Quick Caramel Apple Cake


by Heather Harris Brady

There are just times, rainy days, the end of a busy week, the first daffodil, what have you – when dinner needs a little exclamation point whether to comfort or celebrate. This cake is a good go-to for those times. You can have it in the oven in under 10 minutes and on the table in under an hour. I based it on the recipe for Lightning Cake, from my beloved 1975 copy of The Joy of Cooking. My fellow farm kids out there might recognize this caramel icing as one of grandma’s boiled icings.

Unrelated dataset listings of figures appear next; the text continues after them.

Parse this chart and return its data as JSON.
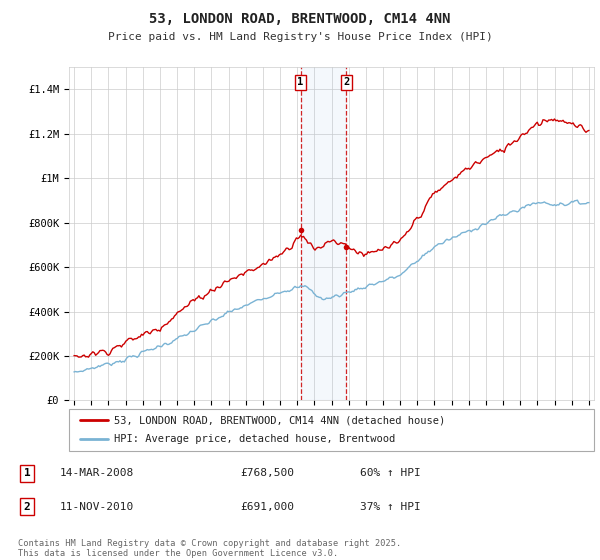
{
  "title": "53, LONDON ROAD, BRENTWOOD, CM14 4NN",
  "subtitle": "Price paid vs. HM Land Registry's House Price Index (HPI)",
  "hpi_color": "#7ab3d4",
  "price_color": "#cc0000",
  "background_color": "#ffffff",
  "grid_color": "#cccccc",
  "ylim": [
    0,
    1500000
  ],
  "yticks": [
    0,
    200000,
    400000,
    600000,
    800000,
    1000000,
    1200000,
    1400000
  ],
  "ytick_labels": [
    "£0",
    "£200K",
    "£400K",
    "£600K",
    "£800K",
    "£1M",
    "£1.2M",
    "£1.4M"
  ],
  "year_start": 1995,
  "year_end": 2025,
  "sale1_year": 2008.2,
  "sale1_price": 768500,
  "sale2_year": 2010.87,
  "sale2_price": 691000,
  "sale1_label": "1",
  "sale2_label": "2",
  "sale1_date": "14-MAR-2008",
  "sale1_amount": "£768,500",
  "sale1_hpi": "60% ↑ HPI",
  "sale2_date": "11-NOV-2010",
  "sale2_amount": "£691,000",
  "sale2_hpi": "37% ↑ HPI",
  "legend1": "53, LONDON ROAD, BRENTWOOD, CM14 4NN (detached house)",
  "legend2": "HPI: Average price, detached house, Brentwood",
  "footnote": "Contains HM Land Registry data © Crown copyright and database right 2025.\nThis data is licensed under the Open Government Licence v3.0."
}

Quick Caramel Apple Cake, Makes one 2″-thick 8″ square cake or two thin 8″ layers

  • 1/2 c. (one stick) soft butter
  • 1 c. brown sugar
  • 3 eggs
  • 1 c all-purpose flour
  • 1 t baking powder
  • One cooking apple, cut in small dice
  • 1 t. vanilla

Caramel Icing

  • 1 c. brown sugar
  • 1/4 c. milk
  • 3 T. butter


Preheat the oven to 350 and grease one or two 8″ square pans. Beat the butter and sugar until creamy, then beat in the eggs.


Stir in the apple.


The rest of the ingredients. Stir well until creamy.


Pour into your pan(s) and bake 15-20 minutes for two pans, 30-35 minutes for one pan. You might want to jump down at this point to make the frosting while the cakes bake.


Set the cakes aside to cool.

To make the frosting:

Combine all the ingredients in a saucepan, reserving one tablespoon of cold butter.


Cook, stirring to 240 degrees.


Cool to 110 and add the last tablespoon of cold butter. Beat well on high with a mixer until thick and creamy.


You could beat in a teaspoon of vanilla here if you like. Ice cake(s) with the frosting and serve.